A questão que fica, e também me inquieta, é:  " Como conseguir isso numa sociedade pluralista e policêntrica como a contemporânea, já que só pode haver uma convivência pacífica entre maioria e minoria, através da constituição, primeiro de uma 'sociedade civil' depois de uma 'comunidade política' que a garanta através do 'contrato', valendo-se do monopólio da força se necessário, como Bobbio é categórico ao afirmar, para que os pactos sociais democráticos sejam cumpridos ética e legalmente ?"

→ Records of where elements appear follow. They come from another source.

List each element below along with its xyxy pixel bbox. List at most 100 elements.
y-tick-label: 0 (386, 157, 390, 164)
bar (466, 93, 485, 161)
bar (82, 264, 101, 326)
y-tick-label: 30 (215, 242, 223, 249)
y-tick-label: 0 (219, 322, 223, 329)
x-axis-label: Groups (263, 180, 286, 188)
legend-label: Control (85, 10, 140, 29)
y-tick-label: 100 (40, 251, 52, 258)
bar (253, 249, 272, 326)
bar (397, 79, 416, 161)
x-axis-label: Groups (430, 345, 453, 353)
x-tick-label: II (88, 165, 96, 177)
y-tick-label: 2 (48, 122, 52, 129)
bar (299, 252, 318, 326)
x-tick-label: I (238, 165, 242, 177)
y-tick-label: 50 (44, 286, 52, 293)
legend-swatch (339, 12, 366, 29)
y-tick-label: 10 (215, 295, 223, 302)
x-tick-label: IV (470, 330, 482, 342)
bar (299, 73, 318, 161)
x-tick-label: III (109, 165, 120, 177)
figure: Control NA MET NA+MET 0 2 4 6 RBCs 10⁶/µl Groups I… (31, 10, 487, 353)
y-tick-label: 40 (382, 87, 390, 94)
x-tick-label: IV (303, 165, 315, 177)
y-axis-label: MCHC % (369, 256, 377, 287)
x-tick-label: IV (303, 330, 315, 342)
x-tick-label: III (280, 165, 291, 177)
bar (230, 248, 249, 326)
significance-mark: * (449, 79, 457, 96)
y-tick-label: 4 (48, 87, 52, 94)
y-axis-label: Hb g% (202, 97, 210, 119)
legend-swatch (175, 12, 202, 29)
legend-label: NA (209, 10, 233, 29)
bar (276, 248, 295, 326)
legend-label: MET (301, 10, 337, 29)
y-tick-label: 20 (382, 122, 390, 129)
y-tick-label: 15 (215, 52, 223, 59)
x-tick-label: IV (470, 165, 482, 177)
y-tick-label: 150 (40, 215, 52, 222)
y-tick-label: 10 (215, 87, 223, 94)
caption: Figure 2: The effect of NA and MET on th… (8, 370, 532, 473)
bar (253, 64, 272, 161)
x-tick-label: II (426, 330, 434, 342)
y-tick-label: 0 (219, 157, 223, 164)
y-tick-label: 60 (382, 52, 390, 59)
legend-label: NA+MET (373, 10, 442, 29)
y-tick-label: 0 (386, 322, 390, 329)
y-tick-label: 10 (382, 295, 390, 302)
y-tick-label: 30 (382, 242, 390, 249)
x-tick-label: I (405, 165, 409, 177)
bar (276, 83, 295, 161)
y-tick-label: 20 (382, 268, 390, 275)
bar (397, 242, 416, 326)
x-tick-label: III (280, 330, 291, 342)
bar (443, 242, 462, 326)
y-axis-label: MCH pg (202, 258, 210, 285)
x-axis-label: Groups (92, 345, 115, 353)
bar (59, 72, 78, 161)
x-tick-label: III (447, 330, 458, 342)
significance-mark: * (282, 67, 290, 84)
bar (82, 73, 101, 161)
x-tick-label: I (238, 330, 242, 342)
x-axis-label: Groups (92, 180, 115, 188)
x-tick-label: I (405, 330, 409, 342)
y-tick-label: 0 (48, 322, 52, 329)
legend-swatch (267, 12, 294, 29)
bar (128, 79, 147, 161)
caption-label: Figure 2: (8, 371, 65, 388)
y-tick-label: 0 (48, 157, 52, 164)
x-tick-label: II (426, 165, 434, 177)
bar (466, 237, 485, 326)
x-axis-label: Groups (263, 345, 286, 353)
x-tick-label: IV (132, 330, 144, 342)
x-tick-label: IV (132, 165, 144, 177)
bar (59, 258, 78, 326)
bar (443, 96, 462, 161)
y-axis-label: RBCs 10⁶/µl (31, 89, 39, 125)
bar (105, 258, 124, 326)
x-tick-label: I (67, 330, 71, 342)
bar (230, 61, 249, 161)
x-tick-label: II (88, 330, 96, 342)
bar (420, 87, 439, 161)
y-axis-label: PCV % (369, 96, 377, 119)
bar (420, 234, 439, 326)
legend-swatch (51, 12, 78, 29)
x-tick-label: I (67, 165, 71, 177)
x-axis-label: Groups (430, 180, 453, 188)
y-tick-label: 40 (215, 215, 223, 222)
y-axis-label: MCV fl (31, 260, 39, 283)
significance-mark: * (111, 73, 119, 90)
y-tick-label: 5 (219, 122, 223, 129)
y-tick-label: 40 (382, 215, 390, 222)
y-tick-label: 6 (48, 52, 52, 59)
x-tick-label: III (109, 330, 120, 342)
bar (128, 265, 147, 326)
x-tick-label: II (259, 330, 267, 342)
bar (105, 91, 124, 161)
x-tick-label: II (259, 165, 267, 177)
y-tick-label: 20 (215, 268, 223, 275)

Gostei desse texto de Marcelo Lira Silva, intitulado " A Identidade Neokantiana de Norberto Bobbio: A Ética Moral da Paz e da Guerra Liberal-Democrata", datado de 2008!
 (www.marilia.unesp.br/aurora)

Agora é refletir sobre essas ideias para assimilar o que esses pensadores buscam transmitir, e até "ousar articular com o momento atual" que estamos vivendo, por que não?

Aurora Gite

P.S.: Vou atrás das "entrevistas de Zigmunt Bauman, divulgadas pelo Canal Youtube". Tenho certeza que o ouvi comentar sobre a "formação de um Poder Supranacional", até tomando como base a nova linguagem globalizada.  Não deixa de ser a pontuação de uma "possibilidade de combater o estado de anomia dos Estados-nação da pós-modernidade"!

Achei a entrevista: "La critica como llamado al cambio"!